Thursday, December 13, 2007



SCOTUS reverses conviction in drugs-for-gun case: ""The US Supreme Court has reversed the conviction of a Louisiana man who was charged with 'using' a gun during a drug deal after an agent handed the man the gun in a swap for drugs during an undercover sting operation. In a unanimous decision announced Monday, the high court said the federal gun law is designed to prevent criminals from 'using' their own guns during crimes. When federal agents introduce unloaded firearms into an undercover investigation, the suspect should not be held criminally liable for the presence of the gun at the scene of a crime, the court ruled. The Supreme Court's primary authority for its decision was the English language. Writing for the court, Justice David Souter says the government's defense of its reading of the law 'would trump ordinary English. The government may say that a person 'uses' a firearm simply by receiving it in a barter transaction, but no one else would,' Justice Souter writes."

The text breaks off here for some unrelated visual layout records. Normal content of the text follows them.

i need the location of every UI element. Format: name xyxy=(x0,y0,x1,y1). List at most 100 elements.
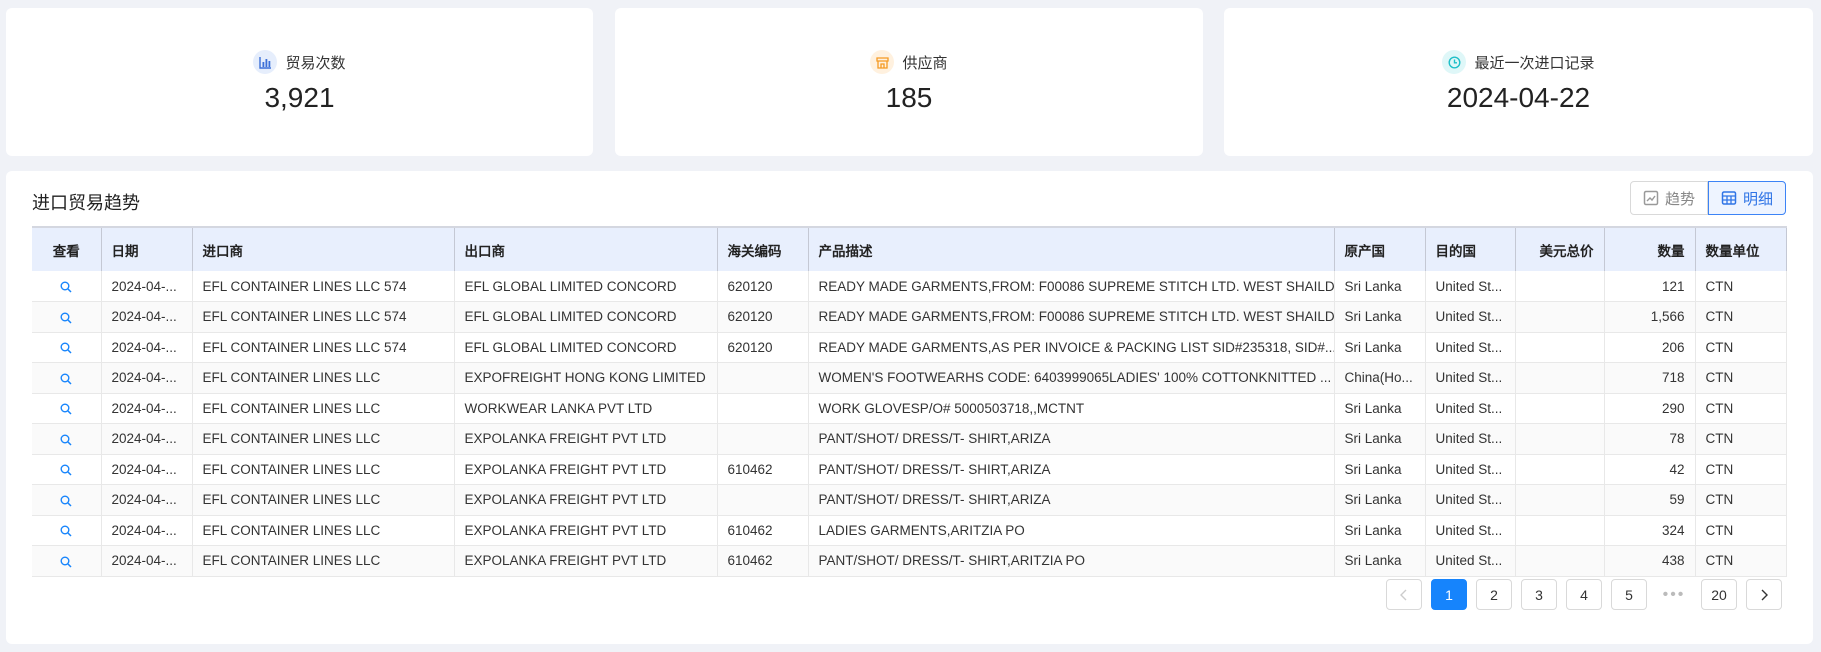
table-cell: EFL CONTAINER LINES LLC 574 xyxy=(192,271,455,302)
column-header: 查看 xyxy=(32,226,102,271)
table-cell: United St... xyxy=(1425,271,1516,302)
detail-toggle-button[interactable]: 明细 xyxy=(1707,181,1786,215)
table-row: 2024-04-... EFL CONTAINER LINES LLC EXPOLA… xyxy=(32,454,1787,485)
table-cell: EXPOFREIGHT HONG KONG LIMITED xyxy=(454,362,718,394)
search-icon[interactable] xyxy=(60,281,72,293)
view-cell xyxy=(32,393,102,424)
table-cell: 324 xyxy=(1604,515,1696,546)
table-cell xyxy=(717,393,809,424)
table-cell: CTN xyxy=(1695,393,1787,424)
table-cell: 610462 xyxy=(717,515,809,546)
table-cell xyxy=(1515,332,1605,363)
search-icon[interactable] xyxy=(60,525,72,537)
table-cell: PANT/SHOT/ DRESS/T- SHIRT,ARIZA xyxy=(808,423,1335,455)
table-row: 2024-04-... EFL CONTAINER LINES LLC EXPOFR… xyxy=(32,362,1787,394)
table-cell: EFL CONTAINER LINES LLC xyxy=(192,515,455,546)
column-header: 日期 xyxy=(101,226,193,271)
search-icon[interactable] xyxy=(60,312,72,324)
table-cell: 121 xyxy=(1604,271,1696,302)
search-icon[interactable] xyxy=(60,464,72,476)
table-cell xyxy=(1515,545,1605,577)
table-cell: CTN xyxy=(1695,484,1787,516)
stat-value: 185 xyxy=(885,82,933,113)
table-cell: READY MADE GARMENTS,FROM: F00086 SUPREME… xyxy=(808,271,1335,302)
import-trade-panel: 进口贸易趋势 趋势 明细 查看 日期 进口商 出口商 海关编码 产品描述 原产国 目的国 美元总… xyxy=(6,171,1813,644)
table-cell: 718 xyxy=(1604,362,1696,394)
table-cell: 2024-04-... xyxy=(101,271,193,302)
table-cell: CTN xyxy=(1695,271,1787,302)
next-page-button[interactable] xyxy=(1746,579,1782,610)
table-cell: PANT/SHOT/ DRESS/T- SHIRT,ARIZA xyxy=(808,484,1335,516)
page-button[interactable]: 1 xyxy=(1431,579,1467,610)
search-icon[interactable] xyxy=(60,556,72,568)
page-button-last[interactable]: 20 xyxy=(1701,579,1737,610)
trend-label: 趋势 xyxy=(1664,190,1695,208)
table-cell: EFL CONTAINER LINES LLC xyxy=(192,423,455,455)
column-header: 出口商 xyxy=(454,226,718,271)
page-button[interactable]: 5 xyxy=(1611,579,1647,610)
bar-chart-icon xyxy=(253,50,278,74)
table-cell: United St... xyxy=(1425,545,1516,577)
table-cell xyxy=(1515,454,1605,485)
prev-page-button[interactable] xyxy=(1386,579,1422,610)
search-icon[interactable] xyxy=(60,403,72,415)
table-cell xyxy=(717,423,809,455)
table-cell: United St... xyxy=(1425,301,1516,333)
stat-label: 贸易次数 xyxy=(285,54,346,72)
search-icon[interactable] xyxy=(60,495,72,507)
page-button[interactable]: 3 xyxy=(1521,579,1557,610)
table-cell: 2024-04-... xyxy=(101,393,193,424)
view-cell xyxy=(32,271,102,302)
table-cell: WORKWEAR LANKA PVT LTD xyxy=(454,393,718,424)
chevron-left-icon xyxy=(1400,589,1407,600)
stat-value: 2024-04-22 xyxy=(1446,82,1591,113)
table-cell: PANT/SHOT/ DRESS/T- SHIRT,ARITZIA PO xyxy=(808,545,1335,577)
page-button[interactable]: 4 xyxy=(1566,579,1602,610)
table-cell: 2024-04-... xyxy=(101,423,193,455)
table-row: 2024-04-... EFL CONTAINER LINES LLC EXPOLA… xyxy=(32,484,1787,516)
table-cell: EFL CONTAINER LINES LLC xyxy=(192,362,455,394)
view-cell xyxy=(32,454,102,485)
table-cell: Sri Lanka xyxy=(1334,423,1426,455)
table-cell: EXPOLANKA FREIGHT PVT LTD xyxy=(454,454,718,485)
pagination-ellipsis[interactable]: ••• xyxy=(1662,585,1686,603)
table-cell: Sri Lanka xyxy=(1334,301,1426,333)
stat-label: 供应商 xyxy=(902,54,948,72)
table-cell: READY MADE GARMENTS,AS PER INVOICE & PAC… xyxy=(808,332,1335,363)
table-cell: 42 xyxy=(1604,454,1696,485)
table-cell: 2024-04-... xyxy=(101,484,193,516)
detail-label: 明细 xyxy=(1742,190,1773,208)
table-cell: Sri Lanka xyxy=(1334,454,1426,485)
table-cell: PANT/SHOT/ DRESS/T- SHIRT,ARIZA xyxy=(808,454,1335,485)
table-cell: READY MADE GARMENTS,FROM: F00086 SUPREME… xyxy=(808,301,1335,333)
trade-table: 查看 日期 进口商 出口商 海关编码 产品描述 原产国 目的国 美元总价 数量 数量单位 2024-… xyxy=(32,226,1787,577)
column-header: 原产国 xyxy=(1334,226,1426,271)
table-cell: 59 xyxy=(1604,484,1696,516)
table-cell: EFL CONTAINER LINES LLC 574 xyxy=(192,301,455,333)
table-cell: Sri Lanka xyxy=(1334,515,1426,546)
table-cell: CTN xyxy=(1695,362,1787,394)
table-icon xyxy=(1721,191,1737,205)
table-cell: EXPOLANKA FREIGHT PVT LTD xyxy=(454,484,718,516)
table-cell: CTN xyxy=(1695,301,1787,333)
search-icon[interactable] xyxy=(60,373,72,385)
page-button[interactable]: 2 xyxy=(1476,579,1512,610)
table-cell: 78 xyxy=(1604,423,1696,455)
table-cell: 610462 xyxy=(717,454,809,485)
table-cell: 438 xyxy=(1604,545,1696,577)
clock-icon xyxy=(1442,50,1467,74)
store-icon xyxy=(870,50,895,74)
table-cell: Sri Lanka xyxy=(1334,393,1426,424)
stat-label-row: 最近一次进口记录 xyxy=(1442,50,1595,74)
stat-label-row: 贸易次数 xyxy=(253,50,346,74)
table-cell: CTN xyxy=(1695,545,1787,577)
chevron-right-icon xyxy=(1761,589,1768,600)
table-cell xyxy=(1515,271,1605,302)
trend-toggle-button[interactable]: 趋势 xyxy=(1629,181,1708,215)
view-cell xyxy=(32,484,102,516)
search-icon[interactable] xyxy=(60,434,72,446)
table-cell: United St... xyxy=(1425,454,1516,485)
search-icon[interactable] xyxy=(60,342,72,354)
column-header: 目的国 xyxy=(1425,226,1516,271)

California Woman Who Shot Intruder 3 Times Talks To KNBC: "A female homeowner who shot a male intruder in her back yard in October 2006 spoke to KNBC's Laurel Erickson on Wednesday, one day after a jury found the man guilty of all charges. Nadine Teter shot Michael Lugo twice in the stomach and once in the leg after he broke into her Canyon Country home. Lugo broke the lock on Teter's door and barged in. She fled to the back yard with her gun, according to police. "He was coming at me. He was yelling. I shot him to stop him," Teter said. "He went down. He got back up. Came back at me. I shot him again. I shot him again, and he turned around and jumped back over the fence. (He) disappeared." Teter testified against Lugo and his mother, Cynthia Brandon, who drove the getaway car during the Oct. 18, 2006, attack. Both were convicted Tuesday. While Teter talked to law enforcement that night, Brandon flagged down a deputy heading to Teter. She told him her son was bleeding to death.... Teter said she thinks that every woman should carry a gun. "Never in a million years, did I think I would use (the gun) -- never. And whatever higher power, whatever gave me the strength to pull that trigger ... You're looking at him or me. My life or his life. I was not going to get raped. I was not going to get murdered. There was no way -- and I didn't," Teter said."


The follies of gun control: "When it comes to restricting private individuals' Second Amendment rights, it seems that the world must turn upside down to justify gun control. Criminals need to obey the law, limited human beings need to be present everywhere and respond to anything, inanimate objects need to assume a volition of their own, and parents all of a sudden need to become totally oblivious to what their children are doing. Yes, all of these astounding assumptions are behind the common case for gun control. And, as logic dictates, either the assumptions themselves must be true, or the arguments made on their basis must be discarded as illegitimate."